The XX Factor

The Era of Great Parents in Teen Movies Is Upon Us

In the ‘80s classic Sixteen Candles Samantha Baker’s family is terrible. OK, maybe terrible is too strong of a word–her parents aren’t physically abusive, nor are they verbally cruel, but they’re terribly normal in the way that they have no clue what’s going on in her life. And they don’t really seem to care all that much. After a horrendous day of high school during which her sex quiz accidentally ends up in the hands of the most popular guy in school, her crush, Jake Ryan, Baker comes home to discover that no one in her family actually remembered her 16th birthday. In a line: Her parents are a cause of her teenage malaise, not an escape from it.

The same goes for most teen coming-of-age romances of the past two decades. Almost all of John Hughes’ beloved characters have parents who just don’t–or won’t–understand them. Judd Nelson’s bad-boy character in The Breakfast Club is subject to his father’s thirsty knuckles on a regular basis. Ringwald’s rich-girl character doesn’t fare too well in the parental department either; she confides to the other after-school detainees: “I don’t think either one of them gives a shit about me. It’s like they use me just to get back at each other.” Even though later notable teen movies like American Pie may feature parents who are more loving, they’re still typically clueless about what their kids are going through. Jim’s dad, played by Eugene Levy, memorably makes his son cringe the entire movie with well-intentioned, but ultimately oblivious lines like, “Now, do you know what a clitoris is?” and “I have to admit, you know, I did the fair bit of masturbating when I was a little younger. I used to call it stroking the salami, yeah, you know, pounding the old pud.”

But in recent years, Hollywood has introduced a slew of teen rom-coms that include parents who are with it. Cool parents. Parents whose kids actually like them. Think of the parents in Mean Girls –they raised their daughter in East Africa, as a fairly precocious citizen of the world, and they’re both fully trusting of her. And their well-adjusted teenage daughter, played by Lindsay Lohan, has absolutely no beef with them, except maybe inadvertently in that her homeschooling experience didn’t exactly prepare her for the jungle that is high school. Then there’s Juno MacGuff, the wise-cracking, utterly self-confident, impregnated daughter of Diablo Cody’s Juno , a movie that offers, according to Roger Ebert, “the only lovable parents in the history of teen comedies.” It’s true–the MacGuff parents are wise and reasonable, supportive of any choice their daughter makes while still being believable as loving parents dealing with their teenager’s pregnancy. Oh, and they’re charming and funny, just like their daughter. When Juno enters the living room looking like she’s about to burst with baby, her dad greets her with, “Hey there, big puffy version of Junebug!”

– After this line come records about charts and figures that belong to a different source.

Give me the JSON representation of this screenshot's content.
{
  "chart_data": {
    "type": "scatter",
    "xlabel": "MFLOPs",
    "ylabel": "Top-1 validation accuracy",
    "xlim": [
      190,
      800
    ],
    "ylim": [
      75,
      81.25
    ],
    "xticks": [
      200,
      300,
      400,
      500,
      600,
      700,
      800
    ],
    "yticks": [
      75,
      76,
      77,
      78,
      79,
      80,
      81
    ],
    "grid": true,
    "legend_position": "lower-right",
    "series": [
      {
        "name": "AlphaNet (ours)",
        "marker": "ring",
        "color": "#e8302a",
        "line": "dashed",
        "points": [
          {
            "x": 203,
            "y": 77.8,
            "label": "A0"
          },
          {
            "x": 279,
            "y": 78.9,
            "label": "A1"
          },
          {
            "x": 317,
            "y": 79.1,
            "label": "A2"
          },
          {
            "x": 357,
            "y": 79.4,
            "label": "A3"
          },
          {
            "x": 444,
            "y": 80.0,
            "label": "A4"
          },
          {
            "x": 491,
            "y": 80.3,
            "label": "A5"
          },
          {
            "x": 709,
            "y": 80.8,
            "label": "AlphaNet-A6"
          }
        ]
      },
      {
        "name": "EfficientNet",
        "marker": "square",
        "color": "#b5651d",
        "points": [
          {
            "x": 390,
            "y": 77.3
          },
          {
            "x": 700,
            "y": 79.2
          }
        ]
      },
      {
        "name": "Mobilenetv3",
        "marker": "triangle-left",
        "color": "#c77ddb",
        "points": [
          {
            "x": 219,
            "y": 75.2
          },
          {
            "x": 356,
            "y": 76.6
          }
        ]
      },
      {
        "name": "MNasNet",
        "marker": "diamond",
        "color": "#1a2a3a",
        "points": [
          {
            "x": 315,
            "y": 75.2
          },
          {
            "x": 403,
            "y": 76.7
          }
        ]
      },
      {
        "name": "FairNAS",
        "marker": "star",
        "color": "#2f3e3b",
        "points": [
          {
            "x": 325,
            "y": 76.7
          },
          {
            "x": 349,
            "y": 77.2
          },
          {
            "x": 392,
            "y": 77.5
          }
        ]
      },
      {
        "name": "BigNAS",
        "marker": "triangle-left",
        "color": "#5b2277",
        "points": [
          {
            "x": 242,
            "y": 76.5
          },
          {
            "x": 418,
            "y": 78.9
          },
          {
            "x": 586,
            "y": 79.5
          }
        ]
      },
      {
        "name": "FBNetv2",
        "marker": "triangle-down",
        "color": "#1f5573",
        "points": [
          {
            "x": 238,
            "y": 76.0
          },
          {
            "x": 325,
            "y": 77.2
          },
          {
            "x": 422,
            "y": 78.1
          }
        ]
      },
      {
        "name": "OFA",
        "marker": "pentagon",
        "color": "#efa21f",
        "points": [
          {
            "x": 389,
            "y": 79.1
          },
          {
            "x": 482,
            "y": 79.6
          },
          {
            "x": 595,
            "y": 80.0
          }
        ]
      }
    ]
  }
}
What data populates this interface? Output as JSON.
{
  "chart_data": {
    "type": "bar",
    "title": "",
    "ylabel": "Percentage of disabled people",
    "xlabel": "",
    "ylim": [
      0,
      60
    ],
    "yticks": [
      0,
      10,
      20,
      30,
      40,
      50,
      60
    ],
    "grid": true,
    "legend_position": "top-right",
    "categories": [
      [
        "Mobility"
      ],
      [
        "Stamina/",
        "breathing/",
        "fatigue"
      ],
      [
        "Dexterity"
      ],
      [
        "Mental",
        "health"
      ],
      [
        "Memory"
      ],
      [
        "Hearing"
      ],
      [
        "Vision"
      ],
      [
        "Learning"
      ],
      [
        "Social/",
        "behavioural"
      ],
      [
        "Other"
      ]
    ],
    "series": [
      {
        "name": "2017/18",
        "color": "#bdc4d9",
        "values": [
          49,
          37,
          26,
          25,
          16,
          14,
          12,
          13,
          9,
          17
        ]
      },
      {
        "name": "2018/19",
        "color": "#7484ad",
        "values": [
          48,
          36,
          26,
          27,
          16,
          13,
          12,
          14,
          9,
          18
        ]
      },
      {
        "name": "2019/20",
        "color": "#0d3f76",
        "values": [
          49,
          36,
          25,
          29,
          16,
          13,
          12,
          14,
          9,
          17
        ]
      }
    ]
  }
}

The most recent iteration of awesome parents in a teen film were the almost unbelievably cool parents of Emma Stone’s character, Olive Penderghast, in Easy A . While Olive embarks on a real-life performance of the Scarlet Letter , in an attempt to become known as a “harlot” in her high school, her parents, played by Stanley Tucci and Patricia Clarkson, take each step in remarkable stride. Stone gets sent to the principal’s office for calling an obnoxious prude a “twat,” and her Dad, trusting that his daughter has a good head on her shoulders, whispers to her, “I’m sure that girl deserved it.” She starts wearing lingerie bodices with scarlet A s’ embroidered on front, and her parents actually encourage her odd political statement, telling her, “Give ‘em hell.” And it’s impossible to watch Easy A and not notice how the family movie nights and dinners seem to be a hell of a lot more fun than the cliched high-school parties Olive attends and opts out of early.

It’s worth noting that the recent movies in which the parents are decidedly cool, are the ones that center on amazingly self-possessed, well-rounded female characters. And it makes sense–if these characters are going to high schools that define a size 6 as fat (like in Mean Girls ) or uphold the double standard that a girl who has sex is a slut while a boy is a stud (like in Easy A ), great parents serve as a buffer against all of the nonsense that can plague even the smartest of teen girls. If the superb parents are the explanation behind the intelligent and witty leading-lady teens that have been popping up on-screen over the past few years, defying the boy-crazy, ditzy stereotype of teenage girls, then please, Hollywood, I’m begging you: Keep churning out the great parents.